Setbacks and smoking
- Geoffrey Bent
- Oct 31, 2017
- 2 min read
Probably appropriate to look at set backs on Halloween. Ghosts might be an excellent metaphor for unwanted thoughts leading to unwanted behavior. Lets take a look at smoking. The origins seem innocuous enough:shamanistic rituals as early as 5000 bc in the Americas.Jean Nicot introduces tobacco to France in 1560 from Spain.In 1950 Richard Doll publishes research in the British Medical Journal that there is a link between smoking and lung cancer.
There are now 1 billion smokers on the planet . According to the WHO tobacco kills up to half of its users;of the 7 million who die each year from smoking around 890000 die from second hand smoke.
The facts are scary but many well informed people smoke. If someone chooses to smoke a cigarette that might be considered a choice even if many would say it is a bad one. Smokers report that smoking becomes a compulsion. The premise of this site is that humans feel happy when they have control over their lives.
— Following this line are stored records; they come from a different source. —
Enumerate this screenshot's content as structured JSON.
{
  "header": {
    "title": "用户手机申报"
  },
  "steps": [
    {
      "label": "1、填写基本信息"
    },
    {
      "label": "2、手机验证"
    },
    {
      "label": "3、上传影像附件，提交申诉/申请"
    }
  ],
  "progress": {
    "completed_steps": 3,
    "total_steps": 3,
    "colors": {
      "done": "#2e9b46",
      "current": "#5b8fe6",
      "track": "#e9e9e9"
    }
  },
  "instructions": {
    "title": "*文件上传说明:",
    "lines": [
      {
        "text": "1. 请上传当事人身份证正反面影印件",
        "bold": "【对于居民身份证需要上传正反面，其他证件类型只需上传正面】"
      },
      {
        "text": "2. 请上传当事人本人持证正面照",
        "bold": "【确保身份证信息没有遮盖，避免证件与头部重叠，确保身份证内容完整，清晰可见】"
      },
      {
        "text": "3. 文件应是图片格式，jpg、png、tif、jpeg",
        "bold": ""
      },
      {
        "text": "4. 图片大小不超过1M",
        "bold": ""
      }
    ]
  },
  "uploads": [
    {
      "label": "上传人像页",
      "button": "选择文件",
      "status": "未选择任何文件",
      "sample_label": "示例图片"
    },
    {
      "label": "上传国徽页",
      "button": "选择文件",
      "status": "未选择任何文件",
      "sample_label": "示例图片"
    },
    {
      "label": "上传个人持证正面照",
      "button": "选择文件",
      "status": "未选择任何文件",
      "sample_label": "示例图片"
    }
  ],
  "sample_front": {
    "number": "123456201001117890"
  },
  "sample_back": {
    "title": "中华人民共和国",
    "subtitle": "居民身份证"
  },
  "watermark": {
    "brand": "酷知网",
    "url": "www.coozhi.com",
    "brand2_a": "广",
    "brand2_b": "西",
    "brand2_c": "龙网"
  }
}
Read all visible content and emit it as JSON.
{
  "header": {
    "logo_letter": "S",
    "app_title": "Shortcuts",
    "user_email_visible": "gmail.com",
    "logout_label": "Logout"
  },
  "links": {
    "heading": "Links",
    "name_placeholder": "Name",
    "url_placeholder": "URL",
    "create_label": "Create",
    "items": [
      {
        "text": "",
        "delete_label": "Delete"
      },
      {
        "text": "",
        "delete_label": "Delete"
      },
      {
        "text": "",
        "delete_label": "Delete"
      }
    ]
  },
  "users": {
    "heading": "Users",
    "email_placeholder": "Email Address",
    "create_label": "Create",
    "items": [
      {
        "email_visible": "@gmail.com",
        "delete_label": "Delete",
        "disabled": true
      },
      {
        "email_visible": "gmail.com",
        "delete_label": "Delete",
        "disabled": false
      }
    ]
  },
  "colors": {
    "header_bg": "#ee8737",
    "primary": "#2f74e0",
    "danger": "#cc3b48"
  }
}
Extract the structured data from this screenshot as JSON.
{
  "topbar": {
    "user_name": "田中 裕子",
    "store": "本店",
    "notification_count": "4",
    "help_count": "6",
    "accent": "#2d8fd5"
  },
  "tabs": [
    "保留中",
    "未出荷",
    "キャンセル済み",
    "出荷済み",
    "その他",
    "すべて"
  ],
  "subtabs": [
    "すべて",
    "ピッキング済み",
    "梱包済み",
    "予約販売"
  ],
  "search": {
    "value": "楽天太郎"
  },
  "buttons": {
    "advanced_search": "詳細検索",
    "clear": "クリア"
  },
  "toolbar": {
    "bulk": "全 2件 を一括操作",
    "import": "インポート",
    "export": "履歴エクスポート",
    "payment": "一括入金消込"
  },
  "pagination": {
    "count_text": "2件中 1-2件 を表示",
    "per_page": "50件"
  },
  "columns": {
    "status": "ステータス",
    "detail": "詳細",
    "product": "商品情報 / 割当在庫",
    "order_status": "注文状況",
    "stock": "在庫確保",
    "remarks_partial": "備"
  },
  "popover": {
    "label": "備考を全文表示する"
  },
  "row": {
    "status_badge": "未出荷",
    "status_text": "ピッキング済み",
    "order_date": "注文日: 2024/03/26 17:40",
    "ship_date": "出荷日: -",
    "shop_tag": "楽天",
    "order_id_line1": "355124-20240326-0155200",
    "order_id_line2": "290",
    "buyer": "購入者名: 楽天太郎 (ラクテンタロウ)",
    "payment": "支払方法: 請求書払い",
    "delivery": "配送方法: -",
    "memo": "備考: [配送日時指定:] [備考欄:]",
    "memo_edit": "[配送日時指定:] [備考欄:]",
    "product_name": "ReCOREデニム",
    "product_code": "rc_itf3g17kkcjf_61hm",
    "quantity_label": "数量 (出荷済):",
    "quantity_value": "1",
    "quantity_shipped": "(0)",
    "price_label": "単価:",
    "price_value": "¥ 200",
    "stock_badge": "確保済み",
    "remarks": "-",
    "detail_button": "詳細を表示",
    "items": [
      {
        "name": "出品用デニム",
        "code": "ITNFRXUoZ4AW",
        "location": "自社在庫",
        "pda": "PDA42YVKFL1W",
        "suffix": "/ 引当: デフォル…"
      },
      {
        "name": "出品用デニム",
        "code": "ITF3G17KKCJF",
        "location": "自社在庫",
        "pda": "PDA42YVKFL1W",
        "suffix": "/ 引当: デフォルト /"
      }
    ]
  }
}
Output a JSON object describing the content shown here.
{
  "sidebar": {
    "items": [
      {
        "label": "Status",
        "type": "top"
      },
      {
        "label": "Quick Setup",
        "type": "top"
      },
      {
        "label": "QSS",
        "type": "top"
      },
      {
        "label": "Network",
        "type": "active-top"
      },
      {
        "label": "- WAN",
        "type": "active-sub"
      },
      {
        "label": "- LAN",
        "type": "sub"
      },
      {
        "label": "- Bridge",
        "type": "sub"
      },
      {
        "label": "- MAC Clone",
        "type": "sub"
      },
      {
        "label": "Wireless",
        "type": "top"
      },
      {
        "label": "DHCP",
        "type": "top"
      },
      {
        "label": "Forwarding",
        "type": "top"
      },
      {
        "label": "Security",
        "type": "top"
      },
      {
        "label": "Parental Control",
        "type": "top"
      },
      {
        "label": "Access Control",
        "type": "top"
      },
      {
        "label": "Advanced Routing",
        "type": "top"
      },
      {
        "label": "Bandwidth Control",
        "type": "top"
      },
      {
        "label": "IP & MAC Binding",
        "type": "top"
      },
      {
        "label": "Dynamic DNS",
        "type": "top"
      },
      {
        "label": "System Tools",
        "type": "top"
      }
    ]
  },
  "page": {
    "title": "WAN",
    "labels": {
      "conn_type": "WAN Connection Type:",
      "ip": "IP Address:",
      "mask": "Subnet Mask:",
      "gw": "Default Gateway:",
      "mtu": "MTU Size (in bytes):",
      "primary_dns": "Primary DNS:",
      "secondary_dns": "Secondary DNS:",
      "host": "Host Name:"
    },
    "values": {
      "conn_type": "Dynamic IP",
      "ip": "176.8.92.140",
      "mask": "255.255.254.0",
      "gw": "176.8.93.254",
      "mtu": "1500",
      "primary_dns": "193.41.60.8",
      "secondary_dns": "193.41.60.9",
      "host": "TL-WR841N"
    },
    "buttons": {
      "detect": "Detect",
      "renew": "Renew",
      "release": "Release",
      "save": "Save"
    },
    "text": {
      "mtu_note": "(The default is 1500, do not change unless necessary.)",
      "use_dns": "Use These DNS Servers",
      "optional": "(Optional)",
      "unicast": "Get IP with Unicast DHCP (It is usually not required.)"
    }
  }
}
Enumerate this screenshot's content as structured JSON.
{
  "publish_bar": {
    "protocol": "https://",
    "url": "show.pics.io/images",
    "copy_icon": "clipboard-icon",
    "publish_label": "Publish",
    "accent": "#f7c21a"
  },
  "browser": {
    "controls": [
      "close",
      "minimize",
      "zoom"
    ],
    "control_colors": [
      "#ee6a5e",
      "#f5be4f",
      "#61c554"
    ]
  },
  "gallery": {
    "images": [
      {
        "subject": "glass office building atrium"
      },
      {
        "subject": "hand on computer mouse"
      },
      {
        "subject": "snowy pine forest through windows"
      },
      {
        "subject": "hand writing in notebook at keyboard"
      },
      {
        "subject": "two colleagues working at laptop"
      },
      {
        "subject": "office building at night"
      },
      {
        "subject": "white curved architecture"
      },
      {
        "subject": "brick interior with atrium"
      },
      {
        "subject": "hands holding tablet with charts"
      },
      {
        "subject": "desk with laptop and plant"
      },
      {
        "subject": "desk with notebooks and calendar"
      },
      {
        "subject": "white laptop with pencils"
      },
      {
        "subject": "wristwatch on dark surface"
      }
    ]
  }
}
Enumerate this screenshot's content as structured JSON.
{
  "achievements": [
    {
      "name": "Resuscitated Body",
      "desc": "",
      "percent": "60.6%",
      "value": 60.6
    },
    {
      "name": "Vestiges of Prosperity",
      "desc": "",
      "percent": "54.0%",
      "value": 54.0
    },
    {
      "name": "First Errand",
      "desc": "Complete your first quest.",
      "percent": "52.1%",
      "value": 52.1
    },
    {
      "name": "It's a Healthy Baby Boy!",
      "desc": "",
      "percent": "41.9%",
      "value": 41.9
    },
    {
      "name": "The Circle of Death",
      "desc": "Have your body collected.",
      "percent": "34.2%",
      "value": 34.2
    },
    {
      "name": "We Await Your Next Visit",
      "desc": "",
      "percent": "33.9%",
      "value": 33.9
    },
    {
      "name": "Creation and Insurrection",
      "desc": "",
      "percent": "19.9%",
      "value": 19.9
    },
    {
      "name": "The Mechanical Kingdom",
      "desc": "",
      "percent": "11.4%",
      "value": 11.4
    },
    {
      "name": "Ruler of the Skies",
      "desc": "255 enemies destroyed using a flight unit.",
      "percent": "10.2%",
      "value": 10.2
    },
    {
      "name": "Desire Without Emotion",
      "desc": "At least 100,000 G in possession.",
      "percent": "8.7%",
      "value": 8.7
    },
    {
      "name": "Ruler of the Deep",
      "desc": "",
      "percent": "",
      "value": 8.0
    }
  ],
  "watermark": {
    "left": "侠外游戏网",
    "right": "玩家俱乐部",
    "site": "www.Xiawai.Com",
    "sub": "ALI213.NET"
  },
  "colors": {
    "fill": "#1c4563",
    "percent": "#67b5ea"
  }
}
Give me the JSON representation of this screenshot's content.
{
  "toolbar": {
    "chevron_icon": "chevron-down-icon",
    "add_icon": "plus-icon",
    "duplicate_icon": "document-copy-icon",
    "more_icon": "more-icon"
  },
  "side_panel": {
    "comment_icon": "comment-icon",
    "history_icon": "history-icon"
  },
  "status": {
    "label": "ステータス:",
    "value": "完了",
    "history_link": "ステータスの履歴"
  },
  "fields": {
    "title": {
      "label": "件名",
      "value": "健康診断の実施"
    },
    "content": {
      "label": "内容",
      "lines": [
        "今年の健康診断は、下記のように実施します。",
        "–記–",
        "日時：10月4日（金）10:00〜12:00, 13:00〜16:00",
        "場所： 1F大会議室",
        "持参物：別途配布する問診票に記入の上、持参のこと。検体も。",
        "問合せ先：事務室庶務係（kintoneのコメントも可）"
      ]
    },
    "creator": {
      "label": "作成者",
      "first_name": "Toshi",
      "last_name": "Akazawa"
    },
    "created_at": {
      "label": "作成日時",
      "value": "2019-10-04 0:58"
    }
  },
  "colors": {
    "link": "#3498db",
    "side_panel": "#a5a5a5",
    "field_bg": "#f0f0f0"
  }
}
Clearly if you feel compelled to smoke that control has been compromised. I argue that the compulsive thoughts in relation to smoking can be overcome. Firstly obsessing over these thoughts should be avoided.By giving the thoughts more attention it is possible that we reinforce them. Secondly it is important to have thoughts and behaviors which are linked to other rewards. For example eating great food, exercise such as running and sex can have great positive reinforcement qualities.. Nature abhors a vacuum. I do not think smoking can be controlled merely by omission.
Anyone trying to change unwanted thoughts/behaviors such as those linked to smoking is likely to experience set backs. You tend to see a lot of people smoking outside bars and nightclubs. Alcohol by effectively paralyzing certain parts of the frontal lobe lowers inhibitions and the ghosts of compulsive thoughts such as "I want to smoke' are likely to command greater mental attention. I will consider alcohol separately.
The point about set backs using the 'code your mind' principle is to strengthen the original positive instruction you gave your brain. Think of the competing thought as like a wandering ghost. If the commands you have created for your mind are strong enough the ghost might be 'seen' but not allowed to interfere with those commands.
As with writing goals it might be useful to write down accounts of times when unwanted thoughts and behaviors temporarily dominated. Such record keeping could be seen as part of the process of becoming more conscious of thoughts and actions.